This shift toward Ethereum staking marks a major change from Bitmine’s previous focus on Bitcoin mining. A year earlier, Bitmine’s total quarterly revenue was just $2 million, primarily earned through machine leasing. The launch of MAVAN, which also services institutional clients and ecosystem partners, played a central role in this pivot. MAVAN came after Bitmine acquired Pier Two Holdings, an Australian non-custodial validator operator, expanding Bitmine’s staking infrastructure beyond its own treasury to external investors.
In addition to staking, Bitmine highlighted the success of Robinhood Chain, a recently launched decentralized exchange (DEX) on July 1 that has recorded over $1 billion in trading volume. According to Bitmine chairman Tom Lee, Robinhood Chain has outperformed other DEXs in volume by leveraging Ethereum as its native gas token and settlement layer, helping mainstream users view ETH as a form of money. The integration of Robinhood Chain with Ethereum’s network and its 27 million users reinforces Ethereum’s growing role as a financial and transactional hub.

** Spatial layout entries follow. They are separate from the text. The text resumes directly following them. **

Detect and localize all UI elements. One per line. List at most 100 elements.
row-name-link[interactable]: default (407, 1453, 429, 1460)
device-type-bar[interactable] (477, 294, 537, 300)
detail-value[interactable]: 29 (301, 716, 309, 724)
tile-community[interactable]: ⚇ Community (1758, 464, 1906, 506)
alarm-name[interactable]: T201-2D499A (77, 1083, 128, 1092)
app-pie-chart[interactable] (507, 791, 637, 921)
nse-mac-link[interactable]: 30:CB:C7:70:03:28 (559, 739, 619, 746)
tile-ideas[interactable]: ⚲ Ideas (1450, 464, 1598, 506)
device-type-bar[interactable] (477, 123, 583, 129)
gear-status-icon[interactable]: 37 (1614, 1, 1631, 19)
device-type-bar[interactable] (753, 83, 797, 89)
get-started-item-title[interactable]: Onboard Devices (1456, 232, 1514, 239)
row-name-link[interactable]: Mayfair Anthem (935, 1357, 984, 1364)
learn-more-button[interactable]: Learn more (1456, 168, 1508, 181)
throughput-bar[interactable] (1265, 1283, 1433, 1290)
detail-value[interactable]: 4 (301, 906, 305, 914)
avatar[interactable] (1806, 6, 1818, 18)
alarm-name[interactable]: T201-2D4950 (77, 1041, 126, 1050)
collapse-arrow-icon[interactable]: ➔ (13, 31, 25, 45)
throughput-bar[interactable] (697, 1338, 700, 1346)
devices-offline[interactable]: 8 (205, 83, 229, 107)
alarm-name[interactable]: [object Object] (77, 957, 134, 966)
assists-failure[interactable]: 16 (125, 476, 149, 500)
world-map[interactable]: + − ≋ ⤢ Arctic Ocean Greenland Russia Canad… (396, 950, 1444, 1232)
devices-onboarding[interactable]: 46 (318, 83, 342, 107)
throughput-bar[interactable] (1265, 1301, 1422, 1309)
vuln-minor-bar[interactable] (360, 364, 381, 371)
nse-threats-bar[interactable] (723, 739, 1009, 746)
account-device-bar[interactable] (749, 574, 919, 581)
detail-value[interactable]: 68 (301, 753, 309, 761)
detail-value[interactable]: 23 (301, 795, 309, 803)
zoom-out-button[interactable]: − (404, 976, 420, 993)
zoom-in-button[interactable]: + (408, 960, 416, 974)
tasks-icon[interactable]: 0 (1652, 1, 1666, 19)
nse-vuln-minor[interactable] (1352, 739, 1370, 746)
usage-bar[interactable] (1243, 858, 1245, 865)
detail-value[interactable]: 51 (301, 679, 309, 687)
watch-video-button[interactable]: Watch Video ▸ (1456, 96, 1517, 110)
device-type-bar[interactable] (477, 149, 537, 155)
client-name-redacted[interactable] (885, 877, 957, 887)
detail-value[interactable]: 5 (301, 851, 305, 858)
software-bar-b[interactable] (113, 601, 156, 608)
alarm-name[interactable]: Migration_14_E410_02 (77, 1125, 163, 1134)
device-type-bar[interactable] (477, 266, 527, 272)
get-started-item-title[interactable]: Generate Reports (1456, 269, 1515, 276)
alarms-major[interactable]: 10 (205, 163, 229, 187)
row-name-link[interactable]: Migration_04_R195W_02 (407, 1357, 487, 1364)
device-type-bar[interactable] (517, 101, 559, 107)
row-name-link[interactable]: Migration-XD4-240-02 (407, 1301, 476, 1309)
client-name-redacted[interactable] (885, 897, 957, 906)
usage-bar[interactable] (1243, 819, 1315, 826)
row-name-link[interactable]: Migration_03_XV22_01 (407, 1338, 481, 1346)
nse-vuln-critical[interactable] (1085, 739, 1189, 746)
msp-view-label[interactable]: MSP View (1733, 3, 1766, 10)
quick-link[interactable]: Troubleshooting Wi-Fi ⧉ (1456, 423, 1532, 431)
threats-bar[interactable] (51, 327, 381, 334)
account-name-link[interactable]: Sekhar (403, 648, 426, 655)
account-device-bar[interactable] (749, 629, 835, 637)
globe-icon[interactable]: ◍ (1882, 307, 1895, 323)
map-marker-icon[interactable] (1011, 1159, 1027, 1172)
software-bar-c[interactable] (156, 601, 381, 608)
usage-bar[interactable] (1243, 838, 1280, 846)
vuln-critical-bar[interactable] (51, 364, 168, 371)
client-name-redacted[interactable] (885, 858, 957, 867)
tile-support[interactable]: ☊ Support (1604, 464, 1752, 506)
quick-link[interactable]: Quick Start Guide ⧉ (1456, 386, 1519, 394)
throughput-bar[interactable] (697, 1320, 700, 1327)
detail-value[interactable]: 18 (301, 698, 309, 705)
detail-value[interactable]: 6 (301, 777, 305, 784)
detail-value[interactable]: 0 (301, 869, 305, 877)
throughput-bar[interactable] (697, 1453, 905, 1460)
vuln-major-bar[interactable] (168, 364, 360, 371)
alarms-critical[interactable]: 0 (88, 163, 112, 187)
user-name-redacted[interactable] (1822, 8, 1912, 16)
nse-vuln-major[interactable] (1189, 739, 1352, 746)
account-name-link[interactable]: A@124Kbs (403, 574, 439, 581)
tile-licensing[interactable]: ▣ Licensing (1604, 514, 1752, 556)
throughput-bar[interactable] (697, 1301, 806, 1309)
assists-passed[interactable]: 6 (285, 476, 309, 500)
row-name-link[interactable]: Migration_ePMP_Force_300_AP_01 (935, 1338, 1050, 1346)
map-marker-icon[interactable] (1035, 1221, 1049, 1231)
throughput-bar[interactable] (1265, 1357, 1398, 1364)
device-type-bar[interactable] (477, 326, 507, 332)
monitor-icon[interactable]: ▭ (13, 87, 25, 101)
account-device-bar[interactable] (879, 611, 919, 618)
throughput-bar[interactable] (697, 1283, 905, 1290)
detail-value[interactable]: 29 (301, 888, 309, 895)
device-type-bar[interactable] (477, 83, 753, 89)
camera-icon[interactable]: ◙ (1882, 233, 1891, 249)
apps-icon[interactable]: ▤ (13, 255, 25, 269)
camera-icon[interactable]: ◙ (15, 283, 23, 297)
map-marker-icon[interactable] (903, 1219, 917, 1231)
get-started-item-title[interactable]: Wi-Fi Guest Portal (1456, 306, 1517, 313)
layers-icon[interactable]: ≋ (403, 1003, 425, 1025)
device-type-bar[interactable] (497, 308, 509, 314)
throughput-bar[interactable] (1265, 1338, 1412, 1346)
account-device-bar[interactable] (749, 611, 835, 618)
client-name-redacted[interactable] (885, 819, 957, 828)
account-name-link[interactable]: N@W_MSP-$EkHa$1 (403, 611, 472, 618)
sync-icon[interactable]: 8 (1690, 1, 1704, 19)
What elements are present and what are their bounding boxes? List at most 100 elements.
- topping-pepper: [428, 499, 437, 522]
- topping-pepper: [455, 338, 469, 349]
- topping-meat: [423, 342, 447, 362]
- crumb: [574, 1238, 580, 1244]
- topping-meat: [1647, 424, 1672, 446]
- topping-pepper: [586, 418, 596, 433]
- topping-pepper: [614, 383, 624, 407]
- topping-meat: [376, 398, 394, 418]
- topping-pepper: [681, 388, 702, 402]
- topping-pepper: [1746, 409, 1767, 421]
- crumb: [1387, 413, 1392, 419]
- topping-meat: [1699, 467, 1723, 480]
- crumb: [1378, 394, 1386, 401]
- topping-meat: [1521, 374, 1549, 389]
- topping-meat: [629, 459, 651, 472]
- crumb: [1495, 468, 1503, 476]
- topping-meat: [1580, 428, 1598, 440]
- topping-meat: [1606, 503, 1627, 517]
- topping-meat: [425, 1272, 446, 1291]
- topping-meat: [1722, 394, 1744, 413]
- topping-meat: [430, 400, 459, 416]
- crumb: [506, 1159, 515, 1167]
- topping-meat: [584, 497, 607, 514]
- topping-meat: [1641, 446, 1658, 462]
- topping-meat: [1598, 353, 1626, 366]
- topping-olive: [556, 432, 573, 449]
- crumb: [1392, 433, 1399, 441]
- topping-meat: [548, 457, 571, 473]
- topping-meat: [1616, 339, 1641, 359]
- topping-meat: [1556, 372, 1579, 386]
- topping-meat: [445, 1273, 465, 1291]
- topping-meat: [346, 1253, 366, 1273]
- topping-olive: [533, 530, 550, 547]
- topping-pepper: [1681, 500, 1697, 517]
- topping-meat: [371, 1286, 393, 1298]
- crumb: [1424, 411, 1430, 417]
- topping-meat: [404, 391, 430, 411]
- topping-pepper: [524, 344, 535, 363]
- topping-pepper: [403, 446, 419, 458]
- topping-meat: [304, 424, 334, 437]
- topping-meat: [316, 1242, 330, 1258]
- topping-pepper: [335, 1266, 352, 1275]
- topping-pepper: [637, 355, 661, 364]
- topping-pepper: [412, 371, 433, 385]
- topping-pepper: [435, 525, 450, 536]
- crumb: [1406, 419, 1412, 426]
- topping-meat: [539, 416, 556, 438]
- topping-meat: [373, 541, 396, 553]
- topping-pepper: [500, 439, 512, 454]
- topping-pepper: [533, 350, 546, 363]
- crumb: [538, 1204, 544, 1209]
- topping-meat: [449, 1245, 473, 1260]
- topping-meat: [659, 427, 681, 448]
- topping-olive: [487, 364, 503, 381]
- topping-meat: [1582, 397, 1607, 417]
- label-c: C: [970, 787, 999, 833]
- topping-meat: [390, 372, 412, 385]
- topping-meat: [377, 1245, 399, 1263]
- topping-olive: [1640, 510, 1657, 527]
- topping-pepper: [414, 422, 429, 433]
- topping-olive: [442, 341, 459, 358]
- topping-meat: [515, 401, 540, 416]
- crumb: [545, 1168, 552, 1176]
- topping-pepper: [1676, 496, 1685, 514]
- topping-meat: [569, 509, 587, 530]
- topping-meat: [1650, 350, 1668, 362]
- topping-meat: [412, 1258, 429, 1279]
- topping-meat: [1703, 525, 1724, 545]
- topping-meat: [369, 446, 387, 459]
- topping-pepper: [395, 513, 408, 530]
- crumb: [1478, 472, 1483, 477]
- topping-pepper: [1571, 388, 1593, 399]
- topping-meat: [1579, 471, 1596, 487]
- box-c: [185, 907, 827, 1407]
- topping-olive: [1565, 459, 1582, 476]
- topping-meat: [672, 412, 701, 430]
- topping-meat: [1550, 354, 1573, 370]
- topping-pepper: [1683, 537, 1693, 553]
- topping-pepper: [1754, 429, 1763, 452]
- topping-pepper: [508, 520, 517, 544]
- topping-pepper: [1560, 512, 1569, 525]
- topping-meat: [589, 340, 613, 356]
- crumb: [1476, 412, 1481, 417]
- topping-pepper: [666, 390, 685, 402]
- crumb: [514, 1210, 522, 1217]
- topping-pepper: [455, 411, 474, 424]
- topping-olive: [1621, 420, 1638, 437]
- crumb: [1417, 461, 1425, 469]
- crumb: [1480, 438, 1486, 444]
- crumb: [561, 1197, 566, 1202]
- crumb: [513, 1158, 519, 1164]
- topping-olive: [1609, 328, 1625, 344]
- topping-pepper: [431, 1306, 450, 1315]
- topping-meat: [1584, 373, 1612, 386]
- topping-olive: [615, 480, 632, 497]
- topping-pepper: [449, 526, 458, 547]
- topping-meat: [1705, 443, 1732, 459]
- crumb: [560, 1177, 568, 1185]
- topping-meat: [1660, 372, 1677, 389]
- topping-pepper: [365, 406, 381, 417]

Overall, Bitmine’s results illustrate the rising prominence of Ethereum staking as a lucrative revenue stream within the crypto industry and confirm the strategic value of infrastructure that supports institutional participation. The company’s pivot away from Bitcoin mining toward Ethereum validation not only diversifies its business model but also aligns it with growing trends in crypto staking and decentralized finance, signaling potential for continued growth in these areas.